The key complexity in working with Filmulator has to do with handling parameters, which touch every part of the program, from the database, to the user interface, to image processing.

Database

Parameters need to be stored in the database. When creating a new parameter, add it to database/dbsetup.cpp; you need to create a column in ProcessingTable, you may need to create a column in ProfileTable, and you need to rev up the database schema and perform modifications on old rows. This is VERY CRITICAL and you need to test both that new databases get initialized correctly and that existing data doesn't get clobbered by the schema update.

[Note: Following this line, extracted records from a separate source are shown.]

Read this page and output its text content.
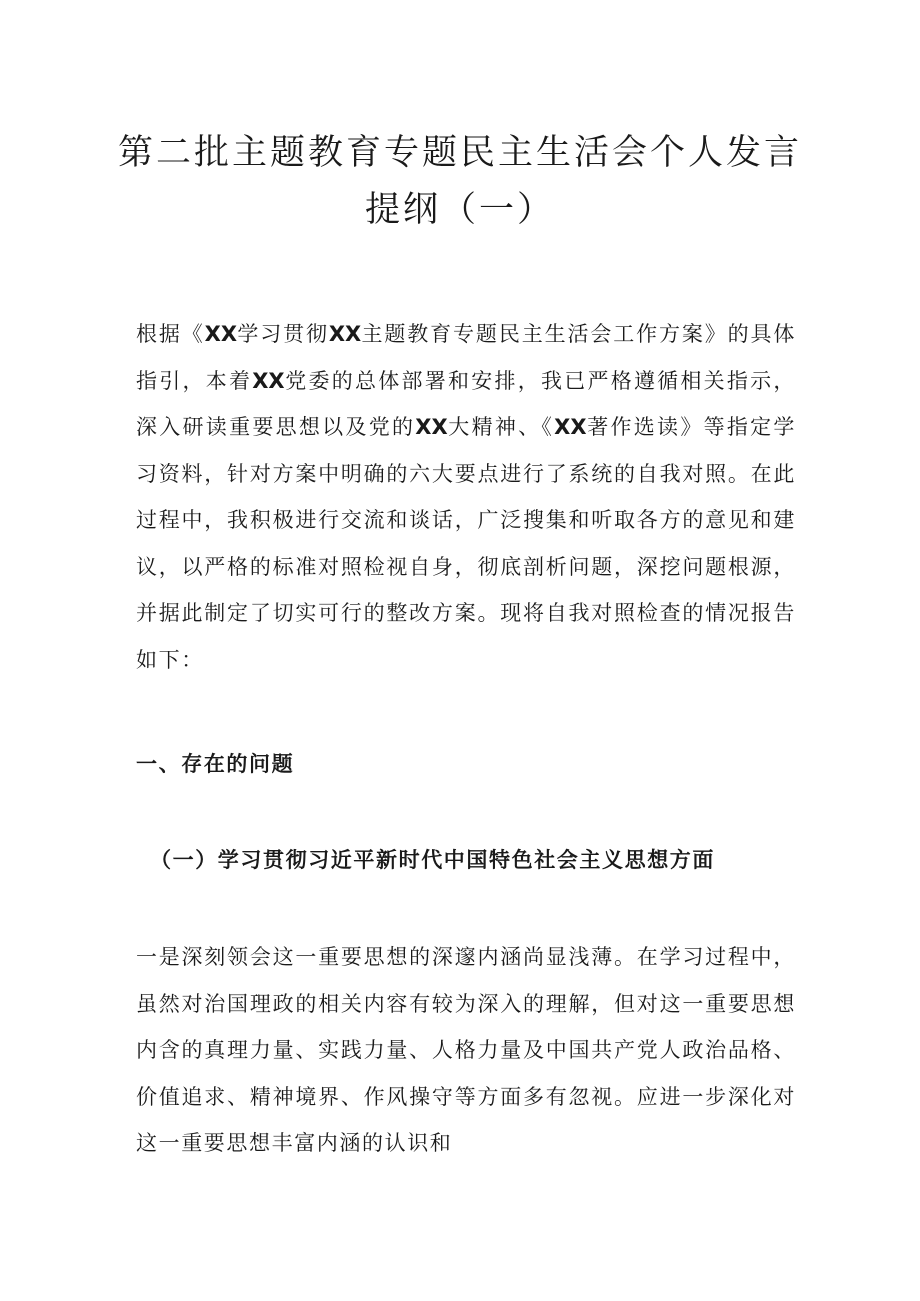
第二批主题教育专题民主生活会个人发言
提纲（一）

根据《XX学习贯彻XX主题教育专题民主生活会工作方案》的具体指引，本着XX党委的总体部署和安排，我已严格遵循相关指示，深入研读重要思想以及党的XX大精神、《XX著作选读》等指定学习资料，针对方案中明确的六大要点进行了系统的自我对照。在此过程中，我积极进行交流和谈话，广泛搜集和听取各方的意见和建议，以严格的标准对照检视自身，彻底剖析问题，深挖问题根源，并据此制定了切实可行的整改方案。现将自我对照检查的情况报告如下：

一、存在的问题
（一）学习贯彻习近平新时代中国特色社会主义思想方面

一是深刻领会这一重要思想的深邃内涵尚显浅薄。在学习过程中，虽然对治国理政的相关内容有较为深入的理解，但对这一重要思想内含的真理力量、实践力量、人格力量及中国共产党人政治品格、价值追求、精神境界、作风操守等方面多有忽视。应进一步深化对这一重要思想丰富内涵的认识和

You also need to deal with how the parameters are accesssed, but that comes next...

ParameterManager

Parameters need to be exposed to the UI via being a Q_PROPERTY in the ParameterManager. You need to create both the parameter and a default (that the UI doesn't write back to). You need to:

  • Initialize the parameter at the creation of the object.
  • Add the parameter to the appropriate pipeline stage struct.
  • Assign the parameter to the struct in the appropriate claim[pipeline stage]Params method.
  • Create the setter, ensuring that the validity is handled correctly and all the locking happens properly. If this is a binary value operated by a switch and not a slider, you need to call writeback to ensure it gets written to the database as soon as it's changed.
  • Make sure it gets written back in writeToDB. This gets called when the user stops interacting with the control so that the database only gets written to once per user interaction instead of at every slider change. Ensure that the numbers align with those in dbsetup.
  • Initialize the param in selectImage if it has unusual behavior, such as lens corrections which are kinda complicated. Also emit signals telling the UI that the parameters have changed.
  • Initialize the default in loadDefaults except when this is handled in selectImage.
  • Initialize the actual value from the database in loadParams and update validity accordingly.
  • Make cloneParams copy the value from another ParameterManager and update validity accordingly.
  • If a parameter is only available for some types of files, make sure it has an availability Q_PROPERTY and make sure updateAvailability manages that properly.

ImagePipeline

This is the easy part: simply grab the parameter from the appropriate struct and use it.